Smotrich recorded describing ‘mega-dramatic’ plan for civilian control over West Bank
NYT report on recording says far-right minister told settlers that he’s acting in way so world ‘won’t say that we are doing annexation here,’ asserts Netanyahu is ‘with us full on’
Finance Minister Bezalel Smotrich was recently recorded telling settler supporters that the government is engaged in a clandestine effort to change the way Israel governs the West Bank, according to a report Friday that cited a recording of the far-right Religious Zionist party leader.
The New York Times said the recording was from an event held earlier in the month at which Smotrich, who is also a minister in the Defense Ministry, told supporters that the goal was to prevent the West Bank from becoming part of a Palestinian state.
“I’m telling you, it’s mega-dramatic,” Smotrich was quoted as saying. “Such changes change a system’s DNA.”
A spokesman for Smotrich confirmed the authenticity of the recording, which the newspaper said was provided by a researcher from the Peace Now anti-settlement group who attended the June 9 event.
Parts of the West Bank are under the rule of the Palestinian Authority, while the Israeli military has authority over the rest. Smotrich, a vocal opponent of Palestinian statehood, has long pushed for Israel to annex those areas.
“My goal — and I think of everyone here — is to first and foremost prevent the establishment of a terror state in the very heart of the Land of Israel,” he said.
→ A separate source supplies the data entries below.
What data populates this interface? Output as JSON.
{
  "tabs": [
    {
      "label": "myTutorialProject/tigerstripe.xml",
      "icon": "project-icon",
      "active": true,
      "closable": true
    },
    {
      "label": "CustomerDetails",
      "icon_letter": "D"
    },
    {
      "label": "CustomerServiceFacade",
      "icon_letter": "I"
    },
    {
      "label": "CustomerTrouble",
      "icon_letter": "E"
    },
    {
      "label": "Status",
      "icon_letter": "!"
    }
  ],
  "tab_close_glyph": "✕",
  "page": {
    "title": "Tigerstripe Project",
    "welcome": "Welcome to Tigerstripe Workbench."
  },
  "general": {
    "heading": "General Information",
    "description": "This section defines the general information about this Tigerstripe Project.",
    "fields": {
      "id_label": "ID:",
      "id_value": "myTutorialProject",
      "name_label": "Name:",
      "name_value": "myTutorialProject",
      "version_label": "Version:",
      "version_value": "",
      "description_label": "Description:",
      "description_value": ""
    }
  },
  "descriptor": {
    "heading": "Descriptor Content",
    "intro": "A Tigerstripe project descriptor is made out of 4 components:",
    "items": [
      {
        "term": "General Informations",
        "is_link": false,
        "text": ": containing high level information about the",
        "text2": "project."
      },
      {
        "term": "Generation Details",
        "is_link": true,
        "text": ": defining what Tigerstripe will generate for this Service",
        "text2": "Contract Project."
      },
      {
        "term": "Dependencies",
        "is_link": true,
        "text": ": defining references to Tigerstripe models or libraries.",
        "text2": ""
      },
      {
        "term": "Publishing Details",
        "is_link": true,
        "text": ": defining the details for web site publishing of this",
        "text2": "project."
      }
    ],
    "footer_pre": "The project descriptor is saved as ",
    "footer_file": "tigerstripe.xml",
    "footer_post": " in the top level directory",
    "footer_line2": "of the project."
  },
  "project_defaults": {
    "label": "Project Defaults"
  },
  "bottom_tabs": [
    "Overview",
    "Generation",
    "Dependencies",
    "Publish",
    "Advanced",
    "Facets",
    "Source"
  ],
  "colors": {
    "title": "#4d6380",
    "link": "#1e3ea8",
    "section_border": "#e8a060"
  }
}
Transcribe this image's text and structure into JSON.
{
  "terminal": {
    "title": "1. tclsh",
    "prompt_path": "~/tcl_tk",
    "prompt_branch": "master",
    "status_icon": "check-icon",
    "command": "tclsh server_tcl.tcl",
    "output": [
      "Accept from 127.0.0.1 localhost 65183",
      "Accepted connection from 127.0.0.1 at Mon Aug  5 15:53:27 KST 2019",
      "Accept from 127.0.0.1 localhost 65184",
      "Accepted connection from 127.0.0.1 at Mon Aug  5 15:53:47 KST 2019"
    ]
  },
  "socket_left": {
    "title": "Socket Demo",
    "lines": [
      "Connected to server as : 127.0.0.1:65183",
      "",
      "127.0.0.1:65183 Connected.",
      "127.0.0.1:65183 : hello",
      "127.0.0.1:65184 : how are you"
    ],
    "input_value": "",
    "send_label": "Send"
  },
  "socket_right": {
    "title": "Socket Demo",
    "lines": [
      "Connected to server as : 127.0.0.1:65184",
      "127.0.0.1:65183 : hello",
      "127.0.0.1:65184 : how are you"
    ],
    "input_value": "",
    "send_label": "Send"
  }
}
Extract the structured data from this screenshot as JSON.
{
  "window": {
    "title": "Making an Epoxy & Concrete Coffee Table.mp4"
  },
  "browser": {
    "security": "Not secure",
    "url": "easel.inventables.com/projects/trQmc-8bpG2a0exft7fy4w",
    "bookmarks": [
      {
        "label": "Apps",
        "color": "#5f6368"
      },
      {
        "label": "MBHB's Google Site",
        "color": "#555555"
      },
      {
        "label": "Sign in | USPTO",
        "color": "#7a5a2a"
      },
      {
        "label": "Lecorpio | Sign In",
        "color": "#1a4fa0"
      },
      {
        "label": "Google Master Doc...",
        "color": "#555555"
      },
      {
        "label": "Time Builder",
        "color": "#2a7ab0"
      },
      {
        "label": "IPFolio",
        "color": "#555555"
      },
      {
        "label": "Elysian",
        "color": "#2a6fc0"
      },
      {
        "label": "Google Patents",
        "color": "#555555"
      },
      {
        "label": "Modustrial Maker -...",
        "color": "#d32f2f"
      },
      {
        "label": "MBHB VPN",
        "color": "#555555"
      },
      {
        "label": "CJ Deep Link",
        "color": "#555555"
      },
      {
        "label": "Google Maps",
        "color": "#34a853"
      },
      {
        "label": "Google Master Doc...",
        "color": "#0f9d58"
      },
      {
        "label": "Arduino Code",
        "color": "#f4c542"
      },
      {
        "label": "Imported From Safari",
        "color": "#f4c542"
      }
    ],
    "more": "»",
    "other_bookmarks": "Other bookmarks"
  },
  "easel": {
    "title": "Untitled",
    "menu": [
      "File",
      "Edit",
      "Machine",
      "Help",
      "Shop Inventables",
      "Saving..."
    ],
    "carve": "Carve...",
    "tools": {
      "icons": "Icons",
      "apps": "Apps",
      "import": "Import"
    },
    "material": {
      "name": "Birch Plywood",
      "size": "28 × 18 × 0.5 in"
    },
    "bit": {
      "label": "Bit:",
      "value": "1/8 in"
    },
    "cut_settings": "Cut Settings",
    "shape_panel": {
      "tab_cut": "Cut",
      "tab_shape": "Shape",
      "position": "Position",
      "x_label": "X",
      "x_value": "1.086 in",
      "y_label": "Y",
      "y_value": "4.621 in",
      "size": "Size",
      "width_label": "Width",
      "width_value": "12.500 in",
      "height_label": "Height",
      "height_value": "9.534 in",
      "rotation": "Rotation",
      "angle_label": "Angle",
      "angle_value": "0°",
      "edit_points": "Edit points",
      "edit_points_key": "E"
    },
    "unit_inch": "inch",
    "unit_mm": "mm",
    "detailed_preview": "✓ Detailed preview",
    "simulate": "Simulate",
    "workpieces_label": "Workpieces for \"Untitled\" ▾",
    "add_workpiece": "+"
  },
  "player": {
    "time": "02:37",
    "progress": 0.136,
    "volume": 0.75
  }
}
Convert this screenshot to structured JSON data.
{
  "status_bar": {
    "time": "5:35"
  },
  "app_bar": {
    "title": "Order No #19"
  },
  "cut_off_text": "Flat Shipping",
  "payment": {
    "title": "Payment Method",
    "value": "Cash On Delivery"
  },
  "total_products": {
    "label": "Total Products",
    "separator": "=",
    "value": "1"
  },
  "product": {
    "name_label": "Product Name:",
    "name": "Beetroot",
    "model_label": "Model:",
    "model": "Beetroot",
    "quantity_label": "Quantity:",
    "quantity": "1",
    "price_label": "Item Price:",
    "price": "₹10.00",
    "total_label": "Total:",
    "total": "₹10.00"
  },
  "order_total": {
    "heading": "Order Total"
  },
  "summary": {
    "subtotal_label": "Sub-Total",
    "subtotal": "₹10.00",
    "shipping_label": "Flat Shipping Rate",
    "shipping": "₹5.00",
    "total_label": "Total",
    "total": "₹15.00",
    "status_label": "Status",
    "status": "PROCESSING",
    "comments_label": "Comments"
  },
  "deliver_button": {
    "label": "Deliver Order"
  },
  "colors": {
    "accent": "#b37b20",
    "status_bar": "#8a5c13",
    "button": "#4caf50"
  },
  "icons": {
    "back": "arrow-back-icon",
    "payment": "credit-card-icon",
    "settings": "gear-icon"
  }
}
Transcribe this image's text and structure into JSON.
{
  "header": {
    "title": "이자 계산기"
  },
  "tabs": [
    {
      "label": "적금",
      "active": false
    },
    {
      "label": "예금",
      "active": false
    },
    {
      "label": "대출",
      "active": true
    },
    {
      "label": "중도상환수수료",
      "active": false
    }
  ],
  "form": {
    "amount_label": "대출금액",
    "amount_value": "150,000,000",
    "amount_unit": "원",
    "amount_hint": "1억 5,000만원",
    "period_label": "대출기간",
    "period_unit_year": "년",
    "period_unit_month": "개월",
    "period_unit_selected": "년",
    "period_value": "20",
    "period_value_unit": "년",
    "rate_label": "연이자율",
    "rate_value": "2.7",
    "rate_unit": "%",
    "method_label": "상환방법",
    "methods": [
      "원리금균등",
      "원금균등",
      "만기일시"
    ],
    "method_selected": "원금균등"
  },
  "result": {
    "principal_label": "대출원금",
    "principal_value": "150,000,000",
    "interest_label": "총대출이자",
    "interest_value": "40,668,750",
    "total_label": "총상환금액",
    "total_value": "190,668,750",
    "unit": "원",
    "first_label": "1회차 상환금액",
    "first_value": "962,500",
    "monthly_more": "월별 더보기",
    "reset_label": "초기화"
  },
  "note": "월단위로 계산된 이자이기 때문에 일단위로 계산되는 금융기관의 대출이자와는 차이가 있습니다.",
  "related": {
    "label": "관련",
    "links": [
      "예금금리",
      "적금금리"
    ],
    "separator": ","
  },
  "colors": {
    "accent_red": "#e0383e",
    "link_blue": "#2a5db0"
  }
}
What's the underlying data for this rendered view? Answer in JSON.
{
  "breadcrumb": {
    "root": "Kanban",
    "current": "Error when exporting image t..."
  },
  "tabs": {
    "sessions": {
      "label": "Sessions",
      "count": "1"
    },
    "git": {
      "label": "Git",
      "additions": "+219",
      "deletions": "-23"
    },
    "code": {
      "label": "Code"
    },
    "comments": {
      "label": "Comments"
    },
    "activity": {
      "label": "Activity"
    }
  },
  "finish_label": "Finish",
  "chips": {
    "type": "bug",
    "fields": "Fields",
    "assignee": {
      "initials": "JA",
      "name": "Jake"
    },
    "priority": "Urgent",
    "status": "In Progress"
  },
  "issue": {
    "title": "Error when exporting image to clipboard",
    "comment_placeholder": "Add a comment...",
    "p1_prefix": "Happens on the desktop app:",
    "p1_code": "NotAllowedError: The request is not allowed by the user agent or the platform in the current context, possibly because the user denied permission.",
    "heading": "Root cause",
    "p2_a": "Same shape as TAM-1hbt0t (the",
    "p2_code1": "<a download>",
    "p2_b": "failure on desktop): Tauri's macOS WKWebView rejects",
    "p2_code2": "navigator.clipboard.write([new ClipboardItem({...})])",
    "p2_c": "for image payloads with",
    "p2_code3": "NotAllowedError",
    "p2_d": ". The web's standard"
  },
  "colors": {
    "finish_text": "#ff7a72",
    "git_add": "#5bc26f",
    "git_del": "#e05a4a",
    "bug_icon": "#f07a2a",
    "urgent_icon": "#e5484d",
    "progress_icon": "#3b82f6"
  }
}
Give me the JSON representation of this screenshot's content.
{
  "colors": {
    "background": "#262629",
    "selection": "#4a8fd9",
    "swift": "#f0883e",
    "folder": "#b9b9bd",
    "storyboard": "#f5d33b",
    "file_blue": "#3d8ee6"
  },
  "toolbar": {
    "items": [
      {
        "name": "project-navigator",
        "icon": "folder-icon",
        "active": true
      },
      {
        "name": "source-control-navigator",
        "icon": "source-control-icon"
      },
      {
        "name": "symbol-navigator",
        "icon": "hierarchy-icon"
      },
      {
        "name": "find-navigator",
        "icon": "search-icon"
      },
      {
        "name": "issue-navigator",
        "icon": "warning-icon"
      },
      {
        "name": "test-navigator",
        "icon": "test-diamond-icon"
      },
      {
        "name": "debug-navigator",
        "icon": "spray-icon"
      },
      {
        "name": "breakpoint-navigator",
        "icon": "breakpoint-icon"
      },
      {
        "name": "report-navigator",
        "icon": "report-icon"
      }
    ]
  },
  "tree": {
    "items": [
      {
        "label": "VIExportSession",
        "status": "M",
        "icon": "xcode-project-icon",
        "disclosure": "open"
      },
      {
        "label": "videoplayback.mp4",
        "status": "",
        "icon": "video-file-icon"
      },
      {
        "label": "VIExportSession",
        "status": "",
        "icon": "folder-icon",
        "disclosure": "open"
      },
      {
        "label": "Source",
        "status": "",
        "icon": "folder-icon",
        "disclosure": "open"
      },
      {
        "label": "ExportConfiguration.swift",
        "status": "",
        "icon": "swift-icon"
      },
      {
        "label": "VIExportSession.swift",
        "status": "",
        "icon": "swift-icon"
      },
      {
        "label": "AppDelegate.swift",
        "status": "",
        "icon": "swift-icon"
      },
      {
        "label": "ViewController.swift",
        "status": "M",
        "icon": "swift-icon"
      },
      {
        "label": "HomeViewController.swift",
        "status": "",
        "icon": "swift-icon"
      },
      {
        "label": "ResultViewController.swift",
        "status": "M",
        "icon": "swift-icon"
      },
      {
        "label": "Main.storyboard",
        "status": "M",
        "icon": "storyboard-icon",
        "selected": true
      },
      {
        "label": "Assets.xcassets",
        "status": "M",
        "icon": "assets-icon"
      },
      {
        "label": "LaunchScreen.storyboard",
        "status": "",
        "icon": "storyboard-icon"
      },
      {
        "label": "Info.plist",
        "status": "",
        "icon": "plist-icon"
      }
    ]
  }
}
In the recording, Smotrich described at length how he planned to transfer authority from the military to civilians under his authority in the Defense Ministry, where he was handed broad power as demanded in his Religious Zionism party’s coalition deal with Prime Minister Benjamin Netanyahu’s Likud.
“We created a separate civilian system,” Smotrich said, adding that to deflect international scrutiny, the government has allowed the Defense Ministry to remain involved in the process, according to the Times.
“It will be easier to swallow in the international and legal context,” he continued. “So that they won’t say that we are doing annexation here.”
Smotrich also reportedly said that Netanyahu is “with us full on,” which the premier’s office appeared to push back on.
“The final status of these territories will be determined by the parties in direct negotiations,” Netanyahu’s office said in a statement responding to his coalition partner’s remarks. “This policy has not changed.”
Friday’s report on the recording came after the newspaper last month revealed an internal document in which the outgoing head of the Israel Defense Forces’s Central Command, Maj. Gen. Yehuda Fox, accused Smotrich of completely undermining Israeli law enforcement efforts to clamp down on illegal Israeli construction in the West Bank.
Enforcement on illegal construction has dwindled “to the point where it has disappeared,” Fox wrote, highlighting the role of Smotrich. He also said Smotrich and his allies were blocking measures the government had promised Israeli courts it would implement, to crack down on illegal construction in the West Bank.
Israel has settled the West Bank extensively since 1967 when it captured the area from Jordan during the Six Day War, viewing it as the biblical Judea and Samaria and critical to Israel’s security. Netanyahu has promoted settlement growth, leading to friction with the United States.
The settlements take up West Bank land where Palestinians have long aimed to establish an independent state that would also include the Gaza Strip and have East Jerusalem as its capital.
In April, Smotrich called on Netanyahu to annex the West Bank if the Palestinian Authority continues with its efforts for international recognition of a state and for what he said was its bid to obtain international arrest warrants against Israelis over the war in Gaza against Hamas.